The judge suspended his sentence for two years and ordered him to pay £250.
He had faced up to three years in jail for contravening the Human Tissue Act.
Tuck had previous convictions for theft and obtaining property by deception.
Judge Challinor said: "There is much public disquiet surrounding the sale of body parts for money and there is an understandable revulsion at such practices.
"A sentence incorporating an element of deterrence is required."
Helena Miller, prosecuting, said Tuck admitted a charge of offering to supply human material for transplantation last month.
He had posted an advert on the internet which read: "I am a healthy 25-year-old male from Birmingham in England. I am blood group O+ and am desperate for funds to rebuild my life.
"I want to sell my kidney - this is 100% genuine. I am a white male of completely perfect health. Why risk getting a kidney from a Third World country?"
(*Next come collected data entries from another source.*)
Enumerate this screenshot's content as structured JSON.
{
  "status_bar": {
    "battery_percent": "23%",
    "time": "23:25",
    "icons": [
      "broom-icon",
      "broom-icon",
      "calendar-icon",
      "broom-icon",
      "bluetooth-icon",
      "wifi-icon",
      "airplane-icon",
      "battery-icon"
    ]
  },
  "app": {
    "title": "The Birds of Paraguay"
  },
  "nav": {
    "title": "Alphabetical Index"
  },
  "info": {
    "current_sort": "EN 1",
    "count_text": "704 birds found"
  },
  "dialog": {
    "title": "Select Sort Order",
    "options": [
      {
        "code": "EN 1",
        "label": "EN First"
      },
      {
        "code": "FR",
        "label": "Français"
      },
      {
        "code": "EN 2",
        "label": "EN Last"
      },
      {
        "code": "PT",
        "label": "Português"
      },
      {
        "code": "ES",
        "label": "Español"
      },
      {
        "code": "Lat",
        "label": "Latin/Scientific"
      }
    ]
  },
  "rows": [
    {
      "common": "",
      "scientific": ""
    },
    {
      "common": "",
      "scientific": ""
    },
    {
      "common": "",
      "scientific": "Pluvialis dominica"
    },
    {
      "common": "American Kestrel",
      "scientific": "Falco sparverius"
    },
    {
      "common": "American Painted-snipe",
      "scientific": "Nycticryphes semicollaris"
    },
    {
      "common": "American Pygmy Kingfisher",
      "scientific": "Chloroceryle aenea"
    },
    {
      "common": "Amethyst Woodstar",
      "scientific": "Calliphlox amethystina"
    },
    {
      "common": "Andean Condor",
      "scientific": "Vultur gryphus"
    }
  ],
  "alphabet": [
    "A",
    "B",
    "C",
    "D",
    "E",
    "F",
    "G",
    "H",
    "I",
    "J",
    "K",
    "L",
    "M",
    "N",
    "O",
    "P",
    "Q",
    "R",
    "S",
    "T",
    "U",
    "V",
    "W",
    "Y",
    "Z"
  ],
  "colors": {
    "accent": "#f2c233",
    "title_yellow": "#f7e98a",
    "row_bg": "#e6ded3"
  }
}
He was questioned by police after meeting a reporter from the Sunday Mercury newspaper in May 2006 and agreeing a price for the kidney, she said.
During the meeting Tuck confirmed he knew the sale of organs in the United Kingdom was illegal.
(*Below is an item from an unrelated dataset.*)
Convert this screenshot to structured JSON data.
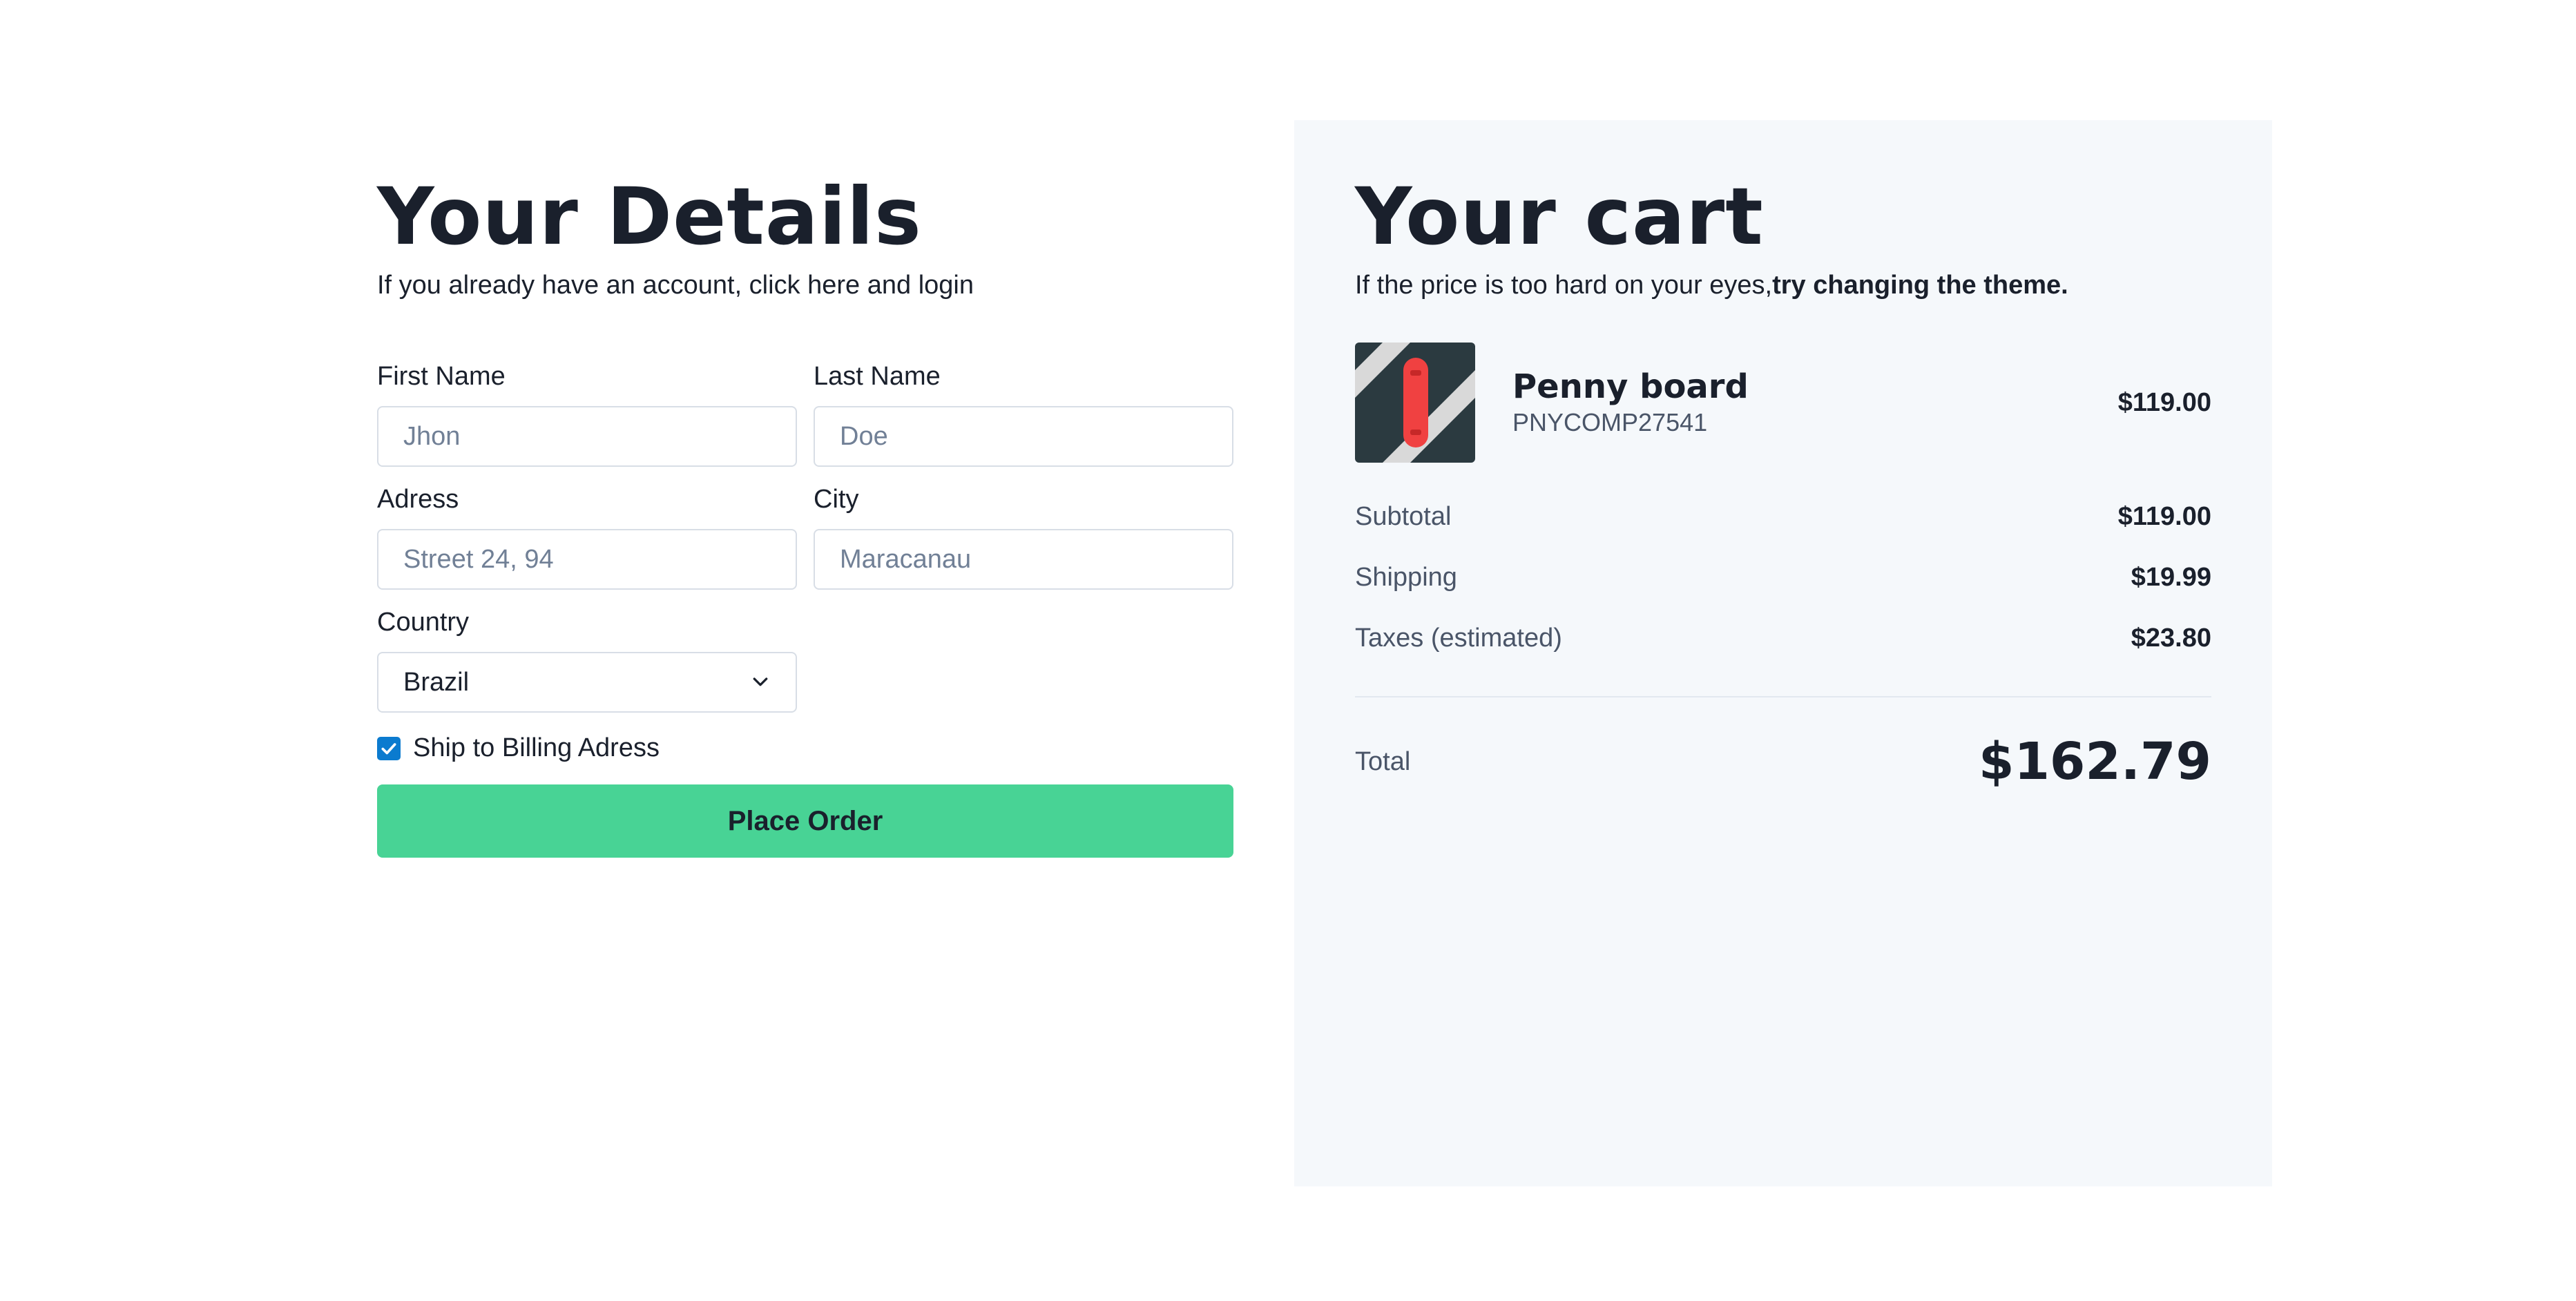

When he was arrested in June he told police he had recently split with his girlfriend and was £25,000 in debt.
"He said he wasn't thinking straight," Ms Miller said. "He said he put the advert on the site to see what would happen."
Jas Mann, defending, said his client had been a broken man at the time of the offence and did not intend to go through with his proposal. He said Tuck was gambling on a regular basis and "pumped" his earnings into fruit machines.
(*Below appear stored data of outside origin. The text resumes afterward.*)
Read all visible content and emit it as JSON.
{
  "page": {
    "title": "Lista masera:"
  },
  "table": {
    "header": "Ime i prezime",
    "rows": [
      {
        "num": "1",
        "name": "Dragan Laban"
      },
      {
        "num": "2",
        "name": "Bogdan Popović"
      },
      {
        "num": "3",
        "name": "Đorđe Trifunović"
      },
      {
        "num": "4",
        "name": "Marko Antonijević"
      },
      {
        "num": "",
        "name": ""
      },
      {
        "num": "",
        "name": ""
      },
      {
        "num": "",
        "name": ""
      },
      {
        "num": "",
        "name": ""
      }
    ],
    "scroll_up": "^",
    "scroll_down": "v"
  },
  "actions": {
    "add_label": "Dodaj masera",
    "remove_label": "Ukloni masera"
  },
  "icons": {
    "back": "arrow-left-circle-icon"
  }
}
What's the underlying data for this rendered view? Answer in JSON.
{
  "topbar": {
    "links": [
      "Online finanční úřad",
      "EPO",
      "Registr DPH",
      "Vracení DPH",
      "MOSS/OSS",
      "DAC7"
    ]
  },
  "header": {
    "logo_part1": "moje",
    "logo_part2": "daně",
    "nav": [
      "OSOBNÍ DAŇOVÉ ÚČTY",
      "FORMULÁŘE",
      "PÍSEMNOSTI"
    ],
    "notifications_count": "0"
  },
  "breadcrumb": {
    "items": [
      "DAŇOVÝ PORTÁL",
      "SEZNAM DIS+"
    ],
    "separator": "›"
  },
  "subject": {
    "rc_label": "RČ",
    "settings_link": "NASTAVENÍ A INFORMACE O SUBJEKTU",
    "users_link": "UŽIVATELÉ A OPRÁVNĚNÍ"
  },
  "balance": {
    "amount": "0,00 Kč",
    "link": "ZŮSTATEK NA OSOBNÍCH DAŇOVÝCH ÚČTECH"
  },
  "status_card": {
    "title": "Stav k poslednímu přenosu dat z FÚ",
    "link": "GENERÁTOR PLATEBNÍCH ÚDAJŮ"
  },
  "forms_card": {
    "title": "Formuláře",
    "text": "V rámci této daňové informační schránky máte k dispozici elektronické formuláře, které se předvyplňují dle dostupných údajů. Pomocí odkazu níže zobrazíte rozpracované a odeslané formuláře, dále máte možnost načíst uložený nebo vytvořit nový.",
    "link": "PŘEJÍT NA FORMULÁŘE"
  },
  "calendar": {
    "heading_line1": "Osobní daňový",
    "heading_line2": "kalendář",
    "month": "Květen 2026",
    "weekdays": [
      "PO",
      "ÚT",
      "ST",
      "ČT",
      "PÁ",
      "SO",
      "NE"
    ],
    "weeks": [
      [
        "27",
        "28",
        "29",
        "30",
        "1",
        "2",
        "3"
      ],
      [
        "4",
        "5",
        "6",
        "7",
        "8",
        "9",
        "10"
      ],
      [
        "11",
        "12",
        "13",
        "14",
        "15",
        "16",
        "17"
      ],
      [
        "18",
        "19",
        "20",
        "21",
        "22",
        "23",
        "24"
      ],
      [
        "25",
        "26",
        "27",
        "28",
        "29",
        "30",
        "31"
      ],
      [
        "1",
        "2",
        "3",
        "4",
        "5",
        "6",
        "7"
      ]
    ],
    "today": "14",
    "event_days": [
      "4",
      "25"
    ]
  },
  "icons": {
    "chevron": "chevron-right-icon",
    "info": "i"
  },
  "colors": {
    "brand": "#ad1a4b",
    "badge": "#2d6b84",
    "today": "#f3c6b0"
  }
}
A spokesman for the Human Tissue Authority, set up under the new Act to take action against organ trafficking, said: "It is an offence to give or receive a reward for the supply or offer of human material for transplantation."
A spokesman for the Crown Prosecution Service said: "Any advertisement to sell human organs is a criminal offence and, where there is sufficient evidence and it is in the public interest, the CPS will prosecute these cases."